Tali principi vanno confermati in questa sede, con la precisazione che il suddetto parametro va osservato in relazione ai primi tre anni eccedenti la durata ragionevole, dovendo invece aversi riguardo per quelli successivi, al parametro di Euro 1.000,00 per anno di ritardo, tenuto conto che l’irragionevole durata eccedente tale periodo comporta un evidente aggravamento del danno (Cass. 2009/16086;

2010/819). Nel caso di specie si deve, di conseguenza, riconoscere al ricorrente, in relazione ad una durata non ragionevole di due anni, l’indennizzo di Euro 1.500,00, oltre agli interessi legali dalla domanda al saldo, al cui pagamento deve essere condannato il Ministero soccombente.

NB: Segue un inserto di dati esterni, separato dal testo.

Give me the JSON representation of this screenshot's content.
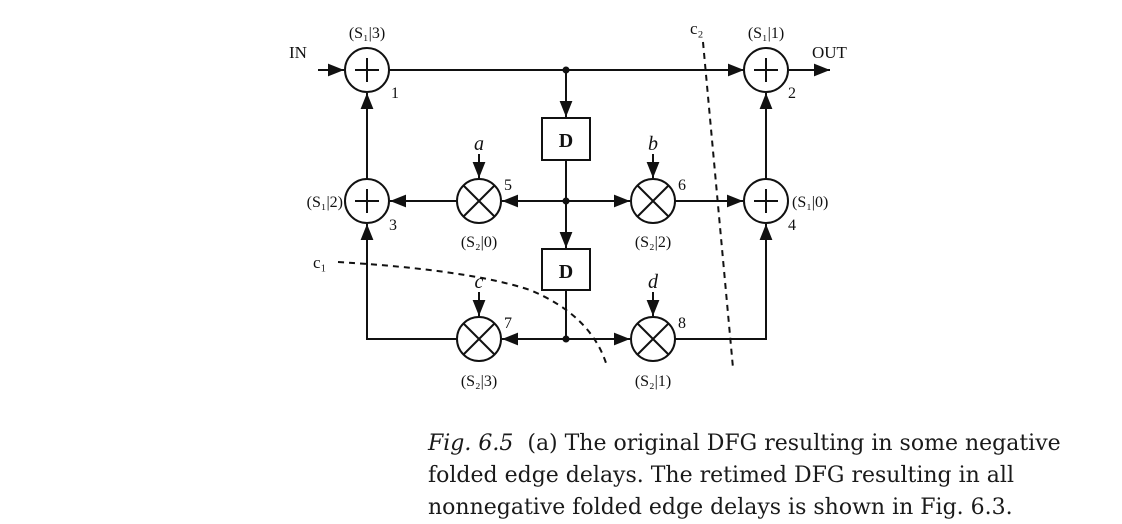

Le spese del giudizio di merito e quelle de giudizio di cassazione seguono la soccombenza e vanno liquidate come in dispositivo, in base alle tariffe professionali previste dall’ordinamento italiano con riferimento al giudizio di natura contenziosa (Cass. 2008/23397;

2008/25352).

P.Q.M.

La accoglie il ricorso. Cassa il decreto impugnato e, decidendo nel merito, condanna il Ministero della Giustizia al pagamento in favore del ricorrente della somma di Euro 1.500,00, oltre agli interessi legali dalla domanda. Condanna il Ministero soccombente al pagamento in favore del ricorrente delle spese del giudizio di merito, che si liquidano in Euro 775,00 di cui Euro 280,00 per competenze ed Euro 50,00 per esborsi, oltre a spese generali e accessori di legge.

Condanna inoltre il Ministero soccombente al pagamento delle spese del giudizio di cassazione, che si liquidano in Euro 525,00, di cui Euro 425,00 per onorari, oltre a spese generali e accessori di legge.

Testo non ufficiale. La sola stampa del bollettino ufficiale ha carattere legale.